Once a month, five objects from across Special Collections’ vast holdings will be on display in the lobby of Firestone Library for anyone to come and see. Here are the objects featured in February 2024:
Object 1: Black Orpheus (1957-1975)(B-002036)
Published in Ibadan, Nigeria, for nearly a decade, Black Orpheus featured poetry, art, fiction, literary criticism, and commentary from luminaries including Chinua Achebe, Gabriel Okara and Alex La Guma. Translations of Francophone African writers were made available to readers, sometimes for the first time in English. The impact of the journal’s success on English literature in Africa cannot be understated – the publication was sought after and respected worldwide, buoying and legitimizing African voices across the globe and making room for an African literary public. The aesthetics of the journal too, from the distinctive covers printed by Susanne Wenger to the art inside, influenced art and design for decades to come. In 1967, the first run of the journal ended, halted by the onset of the Nigerian Civil War (1967-1970). Princeton is incredibly proud to hold the only known complete run of Black Orpheus, providing an invaluable opportunity to explore literature, art, printing, politics and more.
Object 2: The Peter M. Page Papers (1941-1943) (MC211)
The Peter M. Page Papers contain letters written by Princeton alumni Peter Page ’41 to his fiancée Ann Pearman (neé Aiguier) during his pilot training at bases in Philadelphia, New Orleans, Pensacola, and Miami, Florida, where he was commissioned in the Marine Corps on September 1, 1942. There are also telegrams and letters from San Diego, where Page was assigned to a torpedo bomber squadron, and one letter written from the South Pacific on January 29, 1943. The letters themselves range from the mundane to the romantic to the cheeky (in one, he desperately requests Ann send him photographs of her in a bathing suit). Tragically, Page lost his life near the island of Efate during a tropical storm on the night of February 14, while he was flying his 303rd hour. In a letter to his parents earlier that day he had written: “There is a flight planned for tonight. This should be great fun if the storm holds off.” All planes ordered to Guadalcanal that night were lost.
You can read more about these love letters in a post by my colleague, Christa Cleeton, on the University Archives blog.
Object 3: The female husband or, The surprising history of Mrs. Mary, alias Mr George Hamilton by Henry Fielding (1746) (18th-187 RHT)
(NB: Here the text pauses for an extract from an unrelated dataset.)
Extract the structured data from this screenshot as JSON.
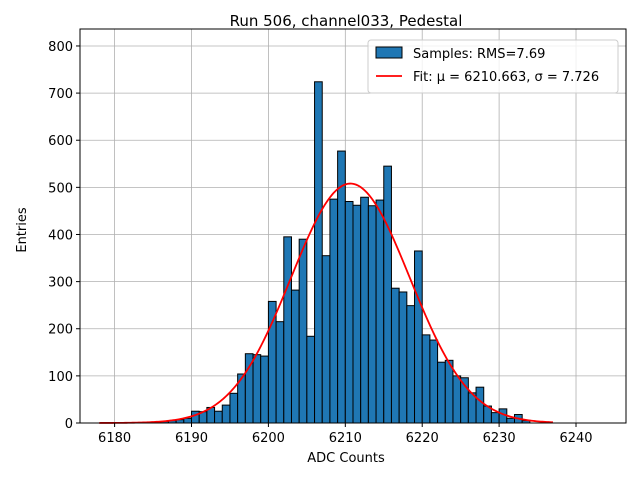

Based on the true life of Charles Hamilton, Henry Fielding’s The Female Husband was an anonymously published pamphlet detailing the life of Charles Hamilton, a person whose sex was female and gender was male. Described by scholars as “one part fact, ten parts fiction”, Fielding characterizes Hamilton as duplicitous and predatory, tricking women into marrying him before they learn his gender identity. In truth, Hamilton was tried for vagrancy after being outed by his last wife, Mary Price, but there is little evidence to support Fielding’s depiction otherwise. Hamilton’s case was very much the sensation in 18th-century Britain, giving rise to the now derided term “female husband” and recalling other queer historical figures of the time such as the “Ladies of Llangollen” – Sarah Ponsonby and Eleanor Butler. Hamilton’s story and Fielding’s dramatization both speak to the long presence of gender fluidity in the West, but also the tight grip of heteronormativity.
Object 4: Great Britains Wonder (1648) (Flat file / Drawer 07 RHT)
In 1650, the Little Ice Age swelled to cover Europe in a brutal frost, the worst on record. As a result, the Thames, 66 feet deep and 750 feet wide at London Bridge, froze almost a foot down for two months. Taking advantage of the new real estate, residents set up a Frost Fair. You can see in this woodcut that the fair featured bull baiting, vendor stalls, livestock, games, and other merriment. To commemorate the occasion, printer Robert Walton drafted this poem and woodcut image on a broadside, meant to be posted in public spaces. As we consider a future in the grips of man-made climate change, documents like Walton’s can help historians and meteorologists not only understand the effect of past weather events on the environment but also humanity.
Object 5: Manuscript receipt book (1655) (2022-0004N)
Medieval Manuscript recipe books are very different than the cookbooks you might find in your kitchen today. These books, written in hand, often by anonymous authors, do contain recipes for food (or “cookery”) but also alchemy, spells, and remedies. This book is mostly white or benevolent magic and contains information like the steps needed to make women dance naked in the streets, find lost or stolen things, or ward off thieves. There are also close-up magic tricks, lines from scripture, and a list of rare books. Prior to the professionalization of medicine, there was a much more blurry line between doctor, healer, mage, and cook, particularly when a woman was the one who held these skills. These books have become a site of renewed fascination today, speaking to histories of mysticism but also gender, medicine, astronomy and science.